I'll venture that it's "the work" that's at the center of transformation, spirituality, self-actualization. Pick your modality: therapy, AA, fitness, yoga, meditation, many others.. anything that leads you to truth, awareness, empowerment, accountability.

You can find references to this in recovery, relationships ("Looking for [..], someone who's done the work..."), etc.


For me the problems is less of "how do I find the time for this" and more of "holy crap I have so much time yet so many things to do how do i optimize the in order in which to do them / decide which to do today / decide which will be better long term vs short term / pick out ones that are futile and should be let go".

The other problem I have in all sorts of things I do in life is getting compeltley halted, often at the beginning of a task,because of something small. Working on something hand on? Well shit, I dont have one specific tool I need. Well it will be a few days before I can have it shipped. Backlog it. Working on learning a new SDK? Oops the docs are 4 years out of date and theres no one in the IRC channel that cam get back to me in a timely manner. Backlog it. Bought a cool piece of retro equipment but csnt find any info about how it works on the internet, even after engaging on various forums? Backlog it. Trying to learn something but dont have the prerequisite knowledge? Backlog it.

All of those examples are real and have happened recently and combined with what I mentioned in the first paragraph ultimately just end up with men getting nothing done everyday, despite having loads of time.


I really like this Jacob Riis quote that the NBA Spurs have posted in the locker room:

"When nothing seems to help, I go and look at a stonecutter hammering away at his rock perhaps a hundred times without as much as a crack showing in it.

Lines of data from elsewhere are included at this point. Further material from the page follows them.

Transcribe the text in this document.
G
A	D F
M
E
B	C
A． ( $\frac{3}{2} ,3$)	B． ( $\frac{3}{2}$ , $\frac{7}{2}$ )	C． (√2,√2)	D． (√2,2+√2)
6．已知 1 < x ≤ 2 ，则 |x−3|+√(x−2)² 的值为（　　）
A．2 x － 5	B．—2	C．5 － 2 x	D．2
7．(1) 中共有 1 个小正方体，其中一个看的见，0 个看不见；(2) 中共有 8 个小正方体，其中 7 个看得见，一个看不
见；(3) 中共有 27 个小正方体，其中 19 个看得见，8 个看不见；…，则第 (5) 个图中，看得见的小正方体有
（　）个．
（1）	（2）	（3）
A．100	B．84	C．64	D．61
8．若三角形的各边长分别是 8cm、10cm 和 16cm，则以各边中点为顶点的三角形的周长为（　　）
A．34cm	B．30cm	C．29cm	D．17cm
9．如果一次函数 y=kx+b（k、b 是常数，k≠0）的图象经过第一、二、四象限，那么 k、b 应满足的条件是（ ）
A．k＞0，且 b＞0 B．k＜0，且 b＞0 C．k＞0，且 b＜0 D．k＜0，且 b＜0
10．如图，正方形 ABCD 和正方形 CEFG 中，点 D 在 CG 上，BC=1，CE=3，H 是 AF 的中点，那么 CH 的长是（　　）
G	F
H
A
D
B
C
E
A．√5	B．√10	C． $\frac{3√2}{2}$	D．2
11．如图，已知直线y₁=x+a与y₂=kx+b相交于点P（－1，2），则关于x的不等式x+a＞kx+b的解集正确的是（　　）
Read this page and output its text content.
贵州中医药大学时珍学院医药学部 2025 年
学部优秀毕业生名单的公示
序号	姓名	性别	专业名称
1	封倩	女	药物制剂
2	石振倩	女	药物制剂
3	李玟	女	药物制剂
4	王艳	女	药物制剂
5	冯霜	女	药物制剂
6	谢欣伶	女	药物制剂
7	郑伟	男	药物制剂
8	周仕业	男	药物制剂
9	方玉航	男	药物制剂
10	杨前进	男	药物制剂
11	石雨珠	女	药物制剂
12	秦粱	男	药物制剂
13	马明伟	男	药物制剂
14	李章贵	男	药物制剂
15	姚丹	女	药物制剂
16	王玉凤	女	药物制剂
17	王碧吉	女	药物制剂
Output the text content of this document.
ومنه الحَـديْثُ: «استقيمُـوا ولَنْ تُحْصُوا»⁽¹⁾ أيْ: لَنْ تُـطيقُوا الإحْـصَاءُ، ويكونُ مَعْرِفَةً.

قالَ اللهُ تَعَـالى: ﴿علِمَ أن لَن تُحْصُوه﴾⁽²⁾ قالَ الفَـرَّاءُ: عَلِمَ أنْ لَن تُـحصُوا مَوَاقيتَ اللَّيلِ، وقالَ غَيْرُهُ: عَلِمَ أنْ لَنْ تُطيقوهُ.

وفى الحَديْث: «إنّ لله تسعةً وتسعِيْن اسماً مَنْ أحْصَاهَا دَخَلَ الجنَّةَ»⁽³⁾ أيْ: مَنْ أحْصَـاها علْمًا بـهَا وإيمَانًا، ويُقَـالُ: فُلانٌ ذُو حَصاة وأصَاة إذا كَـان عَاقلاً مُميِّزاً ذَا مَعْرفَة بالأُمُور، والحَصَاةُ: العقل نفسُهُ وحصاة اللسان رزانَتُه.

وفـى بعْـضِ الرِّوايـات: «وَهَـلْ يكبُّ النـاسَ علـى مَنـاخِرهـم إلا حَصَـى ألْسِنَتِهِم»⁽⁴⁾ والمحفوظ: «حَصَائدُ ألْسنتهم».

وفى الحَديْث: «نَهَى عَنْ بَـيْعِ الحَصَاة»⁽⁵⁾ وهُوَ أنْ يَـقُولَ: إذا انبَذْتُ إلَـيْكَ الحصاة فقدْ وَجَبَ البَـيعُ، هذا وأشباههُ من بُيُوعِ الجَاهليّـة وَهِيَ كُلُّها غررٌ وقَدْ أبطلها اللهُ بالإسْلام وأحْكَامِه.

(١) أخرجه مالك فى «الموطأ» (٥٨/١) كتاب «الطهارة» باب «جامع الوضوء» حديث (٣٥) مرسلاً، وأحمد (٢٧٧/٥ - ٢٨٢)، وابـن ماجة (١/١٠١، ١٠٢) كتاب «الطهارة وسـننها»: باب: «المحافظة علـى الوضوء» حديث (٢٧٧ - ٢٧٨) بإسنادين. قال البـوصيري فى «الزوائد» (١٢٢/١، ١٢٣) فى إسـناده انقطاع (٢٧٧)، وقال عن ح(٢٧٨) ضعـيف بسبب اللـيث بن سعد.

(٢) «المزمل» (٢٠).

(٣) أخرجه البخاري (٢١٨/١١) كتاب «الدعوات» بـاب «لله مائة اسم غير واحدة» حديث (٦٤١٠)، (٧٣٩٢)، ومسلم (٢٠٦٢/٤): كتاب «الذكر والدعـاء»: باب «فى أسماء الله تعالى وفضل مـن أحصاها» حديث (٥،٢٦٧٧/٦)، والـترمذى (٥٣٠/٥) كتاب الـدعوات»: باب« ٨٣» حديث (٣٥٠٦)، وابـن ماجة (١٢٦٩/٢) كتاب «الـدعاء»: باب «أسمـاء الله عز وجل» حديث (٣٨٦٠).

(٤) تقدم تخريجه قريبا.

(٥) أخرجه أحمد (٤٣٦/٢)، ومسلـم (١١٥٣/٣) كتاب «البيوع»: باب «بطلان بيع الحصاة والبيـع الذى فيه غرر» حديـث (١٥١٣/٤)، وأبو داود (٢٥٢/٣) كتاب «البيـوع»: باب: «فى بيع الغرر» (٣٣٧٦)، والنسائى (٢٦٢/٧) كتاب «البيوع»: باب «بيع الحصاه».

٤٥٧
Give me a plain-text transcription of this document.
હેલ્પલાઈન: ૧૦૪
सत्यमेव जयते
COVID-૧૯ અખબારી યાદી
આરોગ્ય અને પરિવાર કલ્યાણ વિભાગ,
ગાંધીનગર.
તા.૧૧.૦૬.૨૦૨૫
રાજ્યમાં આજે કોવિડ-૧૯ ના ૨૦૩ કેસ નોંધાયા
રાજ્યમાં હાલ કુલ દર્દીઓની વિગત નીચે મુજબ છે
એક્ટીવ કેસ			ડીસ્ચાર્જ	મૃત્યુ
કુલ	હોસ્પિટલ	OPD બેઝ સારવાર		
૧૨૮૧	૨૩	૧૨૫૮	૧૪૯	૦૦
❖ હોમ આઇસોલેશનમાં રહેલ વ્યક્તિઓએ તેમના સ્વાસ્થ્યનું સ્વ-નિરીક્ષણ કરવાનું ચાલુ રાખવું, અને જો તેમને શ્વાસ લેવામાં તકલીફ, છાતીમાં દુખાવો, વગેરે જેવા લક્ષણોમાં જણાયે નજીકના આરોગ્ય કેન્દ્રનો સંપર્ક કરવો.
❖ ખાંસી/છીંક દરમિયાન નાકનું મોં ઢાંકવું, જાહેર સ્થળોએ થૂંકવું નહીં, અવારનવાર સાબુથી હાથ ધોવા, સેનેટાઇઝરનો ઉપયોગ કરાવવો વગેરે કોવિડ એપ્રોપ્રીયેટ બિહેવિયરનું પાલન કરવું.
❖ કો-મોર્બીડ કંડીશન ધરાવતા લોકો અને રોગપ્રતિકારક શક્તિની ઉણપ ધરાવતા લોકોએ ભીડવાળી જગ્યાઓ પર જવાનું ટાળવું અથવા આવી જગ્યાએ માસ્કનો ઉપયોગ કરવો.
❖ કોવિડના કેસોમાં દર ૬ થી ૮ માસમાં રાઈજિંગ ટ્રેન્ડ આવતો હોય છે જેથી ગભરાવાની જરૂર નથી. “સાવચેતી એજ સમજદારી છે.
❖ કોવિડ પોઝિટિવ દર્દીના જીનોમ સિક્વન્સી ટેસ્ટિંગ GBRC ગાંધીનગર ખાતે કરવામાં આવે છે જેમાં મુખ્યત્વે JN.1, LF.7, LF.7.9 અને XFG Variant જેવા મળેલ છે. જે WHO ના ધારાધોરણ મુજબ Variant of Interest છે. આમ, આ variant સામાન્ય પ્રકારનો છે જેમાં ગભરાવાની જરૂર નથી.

Yet at the hundred and first blow it will split in two, and I know it was not that blow that did it, but all that had gone before."


I've published several scientific translations and my goal is basically one page of the original a day. Or if it has small text and multiple columns, one column might be a better choice. One page a day is manageable. Just doing a bit every day makes this seem much more tractable.

Here's probably the most popular one (by downloads) that I've translated:

https://repositories.lib.utexas.edu/handle/2152/76302

Probably the largest things I've translated were about half of a Russian dissertation (76 pages) and a chapter of a German dissertation (50 pages). Either would have seemed beyond my capabilities if I hadn't taken them one page at a time.

Of course, there's more to translation than doing one page a day. I do one page a day for the rough draft. Editing a translation can take time (particularly to make the terminology consistent as automated translation tools don't always do that) and maybe I should also have a daily quota for that too.

Pro-tip: If you use exactly the same translated title as most people, Google Scholar will think that your translation is the one other people are citing when they use the translated title:

https://scholar.google.com/scholar?cluster=15045678099109134...


Trollope used to religiously follow a similar motto: "Nulla dies sine linea" - not a day without a line.


A well written reminder! The Slight Edge is a worthwhile read for those really looking to leverage this approach at scale over time.